Commanders and leaders
- Zabita Khan René-Marie Madec Walter Reinhardt: Mahadji Scindia Visaji Krushna Mirza Najaf Khan

= Capture of Delhi (1771) =

Maratha military offensive

In 1771, the forces of the Maratha Empire led by Mahadaji Shinde captured Delhi from the Rohillas and installed the Mughal emperor Shah Alam II on the throne of Delhi. The Marathas defeated Zabita Khan Rohilla who was put in charge by the Afghans.

After taking control of Delhi, the Marathas sent a large army of around 50,000 soldiers under leadership of Shinde and Holkar in 1772 to punish Afghan Rohillas for their involvement in Panipat and slaughtered thousands of Rohillas. They desecrated the grave of Rohilla chieftain Najib ad-Dawla and captured Najibabad. With the fleeing of the Rohillas, the rest of the country was burnt, with the exception of the city of Amroha. The Rohillas who could offer no resistance fled to the Terai region.

In the Third Battle of Panipat, the Maratha Empire suffered a serious blow at the hands of the Afghan Empire, the Nawab of Awadh and the Kingdom of Rohilkhand under Najib ad-Dawlah.
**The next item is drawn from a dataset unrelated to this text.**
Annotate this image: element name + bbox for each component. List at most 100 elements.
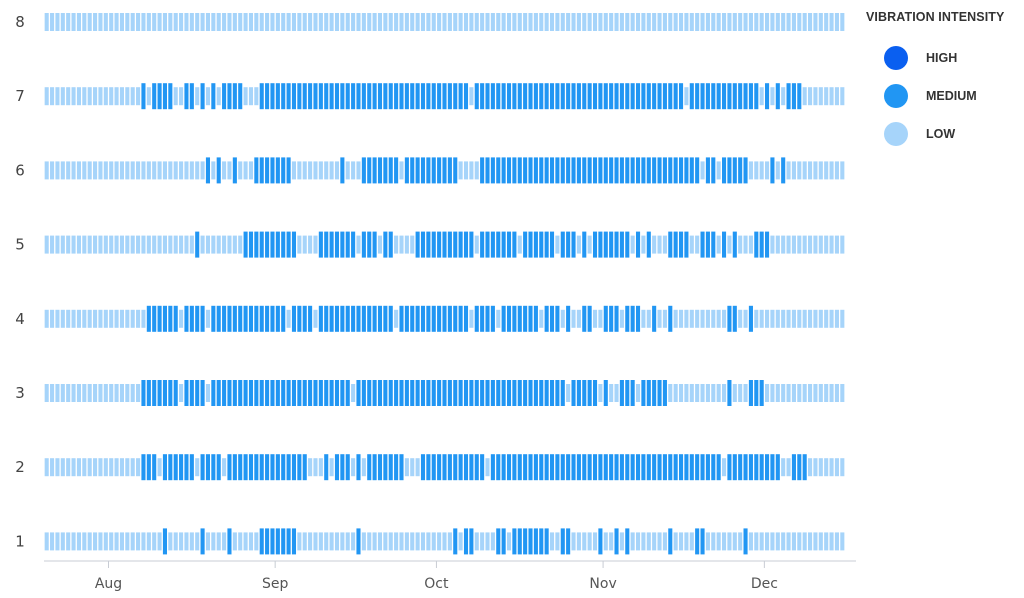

After the death of Peshwa Balaji Bajirao, Madhavrao I became the Peshwa under the regency of Raghunathrao. Mahadji Shinde's victory over the Jats of Mathura, Rajputs of Rajasthan and Pashtuns-Rohillas of Rohilkhand (in the western part of present-day Uttar Pradesh state) re-established Maratha rule in the region.

== Capture ==
The Peshwa's instructions ended the passive policy and advocated for a strong stance against the Rohillas. Visaji Krishna demanded nazar from Zabita Khan, who refused and was expelled from the camp. The Maratha army marched to Delhi, where Saif-i-uddin Muhammad Khan secured the peaceful surrender of the city. However, Zabita Khan's troops inside the fort refused to submit, leading to a breach in the ramparts. The Marathas entered Delhi on February 10, 1771, with a force of 3,000 horses and slaughtering the Rohillas. They presented nazar (Note: gifts) and professed allegiance to the emperor, seizing the surrounding area and removing Najib's appointees. The Maratha chiefs demanded 40 lakhs of rupees for restoring the emperor, the cession of Meerut and neighboring districts and the right to appoint imperial officials below the Wazir and receive half of their nuar. Saif-ud-din Muhammad Khan accepted these terms on behalf of the emperor and forwarded them for ratification.